Эти слова, глубоко поразившие впоследствии знаменитого германского философа и нашедшие всемирное распространение в доктрине ницшеанства, прозвучали откровением для безвестного еврейского литератора. Когда в 1866 г. «Преступление и наказание» появилось в книжках «Русского вестника», Ковнер с жадным вниманием неофита следил за крупнейшими событиями русской литературы. Он уже с пером в руках переживал все значительные проявления русской мысли, и новейший роман, столь высоко оцененный непререкаемым авторитетом Писарева, вырос в крупнейшее событие его духовного развития.

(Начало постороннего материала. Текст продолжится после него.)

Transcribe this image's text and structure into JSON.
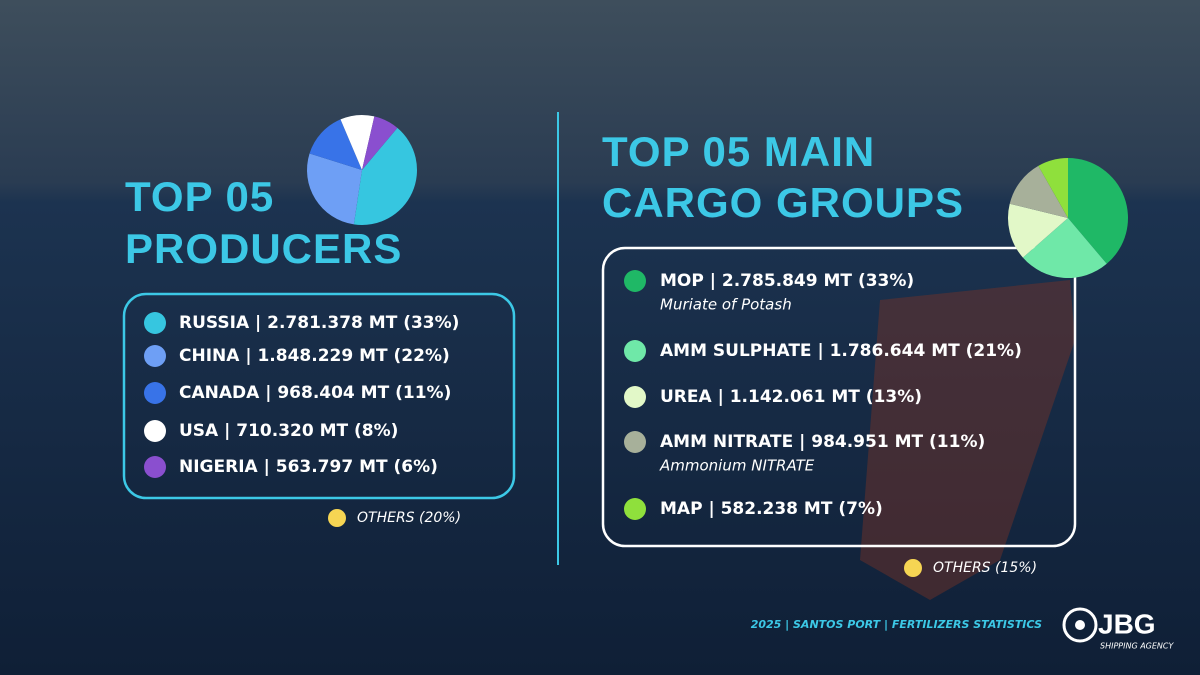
{
  "chart_data": [
    {
      "type": "pie",
      "title_lines": [
        "TOP 05",
        "PRODUCERS"
      ],
      "labels": [
        "RUSSIA | 2.781.378 MT (33%)",
        "CHINA | 1.848.229 MT (22%)",
        "CANADA | 968.404 MT (11%)",
        "USA | 710.320 MT (8%)",
        "NIGERIA | 563.797 MT (6%)"
      ],
      "values": [
        33,
        22,
        11,
        8,
        6
      ],
      "colors": [
        "#36c6e0",
        "#6e9ff5",
        "#3873e8",
        "#ffffff",
        "#8a4fcf"
      ],
      "notes": [
        null,
        null,
        null,
        null,
        null
      ],
      "others": {
        "label": "OTHERS (20%)",
        "value": 20,
        "color": "#f6d553"
      }
    },
    {
      "type": "pie",
      "title_lines": [
        "TOP 05 MAIN",
        "CARGO GROUPS"
      ],
      "labels": [
        "MOP | 2.785.849 MT (33%)",
        "AMM SULPHATE | 1.786.644 MT (21%)",
        "UREA | 1.142.061 MT (13%)",
        "AMM NITRATE | 984.951 MT (11%)",
        "MAP | 582.238 MT (7%)"
      ],
      "values": [
        33,
        21,
        13,
        11,
        7
      ],
      "colors": [
        "#1fb866",
        "#6fe8a8",
        "#e2f8c8",
        "#a7b09a",
        "#8fe03c"
      ],
      "notes": [
        "Muriate of Potash",
        null,
        null,
        "Ammonium NITRATE",
        null
      ],
      "others": {
        "label": "OTHERS (15%)",
        "value": 15,
        "color": "#f6d553"
      }
    }
  ],
  "footer": "2025 | SANTOS PORT | FERTILIZERS STATISTICS",
  "logo": {
    "name": "JBG",
    "tagline": "SHIPPING AGENCY"
  }
}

В двух обширных статьях, помещенных в журнале «Дело» в 1867 и 1868 гг. («Будничные стороны жизни» и «Борьба за существование») Писарев отмечал, что в последнем романе Достоевского «действуют и страдают, борются и ошибаются, любят и ненавидят живые люди, носящие на себе печать существующих общественных условий». Осуждая санкцию кровопролития, он отмечает в герое романа способность сохранять во время самых диких заблуждений тонкую и многостороннюю впечатлительность и нравственную деликатность высокоразвитого человека. Но при этом преступление Раскольникова критик сводит всецело к условиям внешнего существования нищего студента, к той удручающей бедности, которая разжигает его фантазию на обманчивую философскую теорию и толкает его руку на убийство.

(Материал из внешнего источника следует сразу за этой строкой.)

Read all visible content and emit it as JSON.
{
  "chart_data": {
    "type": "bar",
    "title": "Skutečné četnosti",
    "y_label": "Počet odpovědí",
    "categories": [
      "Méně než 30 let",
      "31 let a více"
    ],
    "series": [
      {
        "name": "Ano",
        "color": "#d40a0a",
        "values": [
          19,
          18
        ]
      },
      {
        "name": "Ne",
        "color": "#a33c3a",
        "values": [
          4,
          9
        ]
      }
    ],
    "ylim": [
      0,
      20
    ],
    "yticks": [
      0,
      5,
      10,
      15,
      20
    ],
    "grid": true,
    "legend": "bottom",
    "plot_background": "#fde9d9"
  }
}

Все это с жадностью прочитывалось в далеких южных городах юным кандидатом в «необыкновенные люди», давно признавшим за собой исключительность призвания и необычность дарований. Внимательный читатель Достоевского, тонко разбирающийся во всех особенностях творчества любимого романиста, упоминающий в своих письмах не только «Мертвый дом» или «Униженных и оскорбленных», но и «Скверный анекдот», и «Вечного мужа», Ковнер весь проникся трагедией юноши-преступника, облеченного Достоевским в ореол великой грусти и жертвенного страдания. И когда обстоятельства личной жизни сгрудили вокруг него те же накопления горя и унижений, позорной бедности и боли за погибающих близких, острая казуистика Раскольникова захватила безраздельно его мысль. Гениальная философема Достоевского выросла перед ним в мучительно-жизненную, в единственную спасительную систему разрешения трагически запутанного узла, и вся ударная аргументация знаменитого романа определила для него новый путь опаснейшего действия.